Heute leben all diese Genres mit einer neuen Generation von Filmemachern zusammen, die auf internationalen Filmfestivals ausgezeichnet wurden. So gewann Naomi Kawase mit Der Wald von Mogari (2007) den Großen Preis der Filmfestspiele von Cannes, Hirokazu Kore-Eda erhielt die Goldene Palme für Eine Familienangelegenheit (2018), während Sion Sono regelmäßig auf alternativen Festivals rund um sein ebenso vielseitiges wie einzigartiges Werk zu sehen ist.

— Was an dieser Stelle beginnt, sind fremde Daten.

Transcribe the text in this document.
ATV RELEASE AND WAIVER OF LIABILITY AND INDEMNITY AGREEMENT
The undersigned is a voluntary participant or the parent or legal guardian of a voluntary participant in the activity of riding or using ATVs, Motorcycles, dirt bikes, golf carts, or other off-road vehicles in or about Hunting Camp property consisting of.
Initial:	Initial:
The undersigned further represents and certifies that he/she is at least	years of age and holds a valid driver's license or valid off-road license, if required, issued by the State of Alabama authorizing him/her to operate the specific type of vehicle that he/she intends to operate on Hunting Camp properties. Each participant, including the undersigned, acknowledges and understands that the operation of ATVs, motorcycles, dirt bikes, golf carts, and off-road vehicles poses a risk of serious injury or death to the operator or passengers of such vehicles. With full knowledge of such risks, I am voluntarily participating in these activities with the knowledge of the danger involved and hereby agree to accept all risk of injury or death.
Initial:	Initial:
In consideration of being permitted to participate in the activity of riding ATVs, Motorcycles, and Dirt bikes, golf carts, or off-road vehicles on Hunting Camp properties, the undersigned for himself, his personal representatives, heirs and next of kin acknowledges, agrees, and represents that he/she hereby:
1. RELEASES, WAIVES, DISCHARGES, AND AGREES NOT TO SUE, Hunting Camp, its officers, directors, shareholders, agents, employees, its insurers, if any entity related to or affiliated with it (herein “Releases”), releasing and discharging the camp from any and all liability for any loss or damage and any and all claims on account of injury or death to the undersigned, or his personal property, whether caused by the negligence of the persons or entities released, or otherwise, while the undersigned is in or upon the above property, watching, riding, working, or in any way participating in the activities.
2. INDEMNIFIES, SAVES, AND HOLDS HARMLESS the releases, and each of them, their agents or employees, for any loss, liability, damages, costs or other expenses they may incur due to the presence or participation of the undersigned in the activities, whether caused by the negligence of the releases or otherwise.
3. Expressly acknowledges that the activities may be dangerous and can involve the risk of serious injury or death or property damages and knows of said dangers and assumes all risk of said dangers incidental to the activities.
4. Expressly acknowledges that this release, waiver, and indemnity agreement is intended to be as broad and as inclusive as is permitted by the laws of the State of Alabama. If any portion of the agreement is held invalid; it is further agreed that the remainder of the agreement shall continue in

Wenn Japan zum Leben erwacht

Der japanische Animationsfilm ist mehr als nur ein Genre, er ist eine eigenständige Industrie, die in der zweiten Hälfte des 20. Jahrhunderts ihren Realfilm an Ansehen überholt hat. Der Export dieser Billigproduktionen, der in den 1960er Jahren mit Astro Boy begann, explodierte in den 1980er Jahren mit Sendungen wie Le Club Dorothée. Dragon Ball, Die Ritter des Zodiak oder Sailor Moon eroberten die Fernsehbildschirme, während der japanische Anime mit Katsuhiro Otomos Akira (1988) auf den großen Leinwänden der ganzen Welt seinen Durchbruch feierte. Von da an gab es Anime in allen Formen und Genres und Millionen von Menschen strömten in die Kinos und auf Streaming-Plattformen, um die neuesten Episoden ihrer Lieblingssaga zu sehen. Unter den großen Studios nimmt Toei Animation einen wichtigen Platz in der japanischen Wirtschaftslandschaft ein und produziert die Serien und Filme Dragon Ball Super oder One Piece. Daneben hat sich das Studio Ghibli, das von seinen Mitbegründern Hayao Miyazaki und Isao Takahata getragen wird, mit seinen Filmen, die von Poesie und Fantasy geprägt sind und gleichzeitig eine Botschaft des Friedens und der Universalität vermitteln, einen Namen gemacht. Mein Nachbar Totoro (1988), Das Grabmal der Glühwürmchen (1989) und Prinzessin Mononoke gehören zu seinen bekanntesten Filmen, ebenso wie Chihiros Reise (2001), der mit dem Oscar für den besten Animationsfilm ausgezeichnet wurde. Zur gleichen Zeit verfilmte der Filmemacher Mamoru Oshii den Manga Ghost in the Shell (1995). Oshii, der sowohl von europäischen Regisseuren als auch von seinen japanischen Zeitgenossen beeinflusst wurde, nahm jedoch einen düstereren Blick auf die Gesellschaft seiner Zeit ein, eine Bitterkeit, die er in diese Cyberpunk-Dystopie einfließen ließ, die ebenfalls ein großer Publikumserfolg wurde. Satoshi Kon, der letzte Freigeist, ist ein Meister der Stimmungen und Welten, die er in Perfect Blue (1997) oder Paprika (2006) in Szene setzt. Heute heißen die großen japanischen Animationsfilmemacher Mamoru Hosoda(Belle, 2022) und Makoto Shinkai(Your Name , 2015), und die beliebtesten Serien werden auf speziellen Streaming-Plattformen wie Crunchyroll oder ADN gestreamt, während Netflix mit seinen Originalproduktionen Marktanteile erobert. Eines ist sicher: Der japanische Animationsfilm hat noch viele schöne Tage vor sich.

Filme in Japan sehen

Die schlechte Nachricht für Kinofans ist, dass japanische Kinos ihre Filme in der Regel ohne Untertitel oder sogar nur in der synchronisierten Version zeigen. Trotzdem können Sie als Filmfan im National Film Archive of Japan in Tokio Ihren Hunger nach japanischen Filmen stillen. Dieses ehemals dem Museum für moderne Kunst angegliederte Filmarchiv wurde 2018 unabhängig und beherbergt heute die Archive dieser reichen Filmgeschichte. Und der allererste Ghibli-Themenpark wurde im November 2022 eröffnet. Mit etwas Glück stolpern Sie während des Tokyo International Film Festival, das seit 1985 jedes Jahr stattfindet. Wählen Sie Ihre Reisedaten mit Bedacht, aber keine Sorge, das japanische Kino wird Sie nur überraschen.